Formula One world champion Lewis Hamilton said a slave trader's statue that was torn down and dumped in a harbour during anti-racism protests should "stay in the river". Hamilton, who is F1's only black driver, was commenting after protesters in the British city of Bristol toppled the bronze statue of Edward Colston, who made his fortune in the slave trade. "If those people hadn't taken down that statue, honouring a racist slave trader, it would never have been removed," Hamilton wrote on Instagram.
"There's talks of it going into a museum. That man's statue should stay in the river just like the 20 thousand African souls who died on the journey here and thrown into the sea, with no burial or memorial.
"He stole them from their families, country and he must not be celebrated! It should be replaced with a memorial for those he sold, all those that lost their lives!!"
Colston's statue was pulled down during anti-racism protests triggered by the death of George Floyd, an unarmed black man, during his arrest last month in Minneapolis.
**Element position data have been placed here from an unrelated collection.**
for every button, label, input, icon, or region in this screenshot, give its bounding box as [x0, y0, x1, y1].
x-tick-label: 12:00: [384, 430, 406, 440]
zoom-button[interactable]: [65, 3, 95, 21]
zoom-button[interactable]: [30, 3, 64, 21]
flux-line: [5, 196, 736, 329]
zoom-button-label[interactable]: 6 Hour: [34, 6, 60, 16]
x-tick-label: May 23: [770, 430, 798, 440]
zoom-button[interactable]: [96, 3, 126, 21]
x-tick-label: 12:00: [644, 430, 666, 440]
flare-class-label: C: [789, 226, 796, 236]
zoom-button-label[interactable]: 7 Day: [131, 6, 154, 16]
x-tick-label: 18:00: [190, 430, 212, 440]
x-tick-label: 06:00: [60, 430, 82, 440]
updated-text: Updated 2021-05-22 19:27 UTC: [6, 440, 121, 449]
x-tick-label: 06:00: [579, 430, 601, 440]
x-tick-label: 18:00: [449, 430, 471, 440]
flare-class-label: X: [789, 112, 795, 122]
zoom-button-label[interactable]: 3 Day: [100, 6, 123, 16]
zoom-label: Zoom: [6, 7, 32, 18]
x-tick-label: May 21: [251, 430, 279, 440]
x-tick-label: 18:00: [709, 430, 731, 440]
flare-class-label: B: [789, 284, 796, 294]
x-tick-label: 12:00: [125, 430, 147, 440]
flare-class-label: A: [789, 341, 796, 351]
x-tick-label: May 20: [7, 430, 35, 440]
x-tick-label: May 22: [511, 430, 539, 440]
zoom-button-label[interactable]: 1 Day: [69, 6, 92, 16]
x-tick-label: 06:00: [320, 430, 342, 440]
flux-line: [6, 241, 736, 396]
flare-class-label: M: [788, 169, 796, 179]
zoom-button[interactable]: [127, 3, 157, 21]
Government officials have called the statue's removal a criminal act. But the action won some support, including from Bristol's mayor, against a backdrop of public pressure to re-examine representations of Britain's colonial past.
Britain's Hamilton, a six-time world champion, has been a vocal opponent of racial injustice, previously saying he was "overcome with rage" and criticising "white-dominated" Formula One for its silence over the Floyd incident.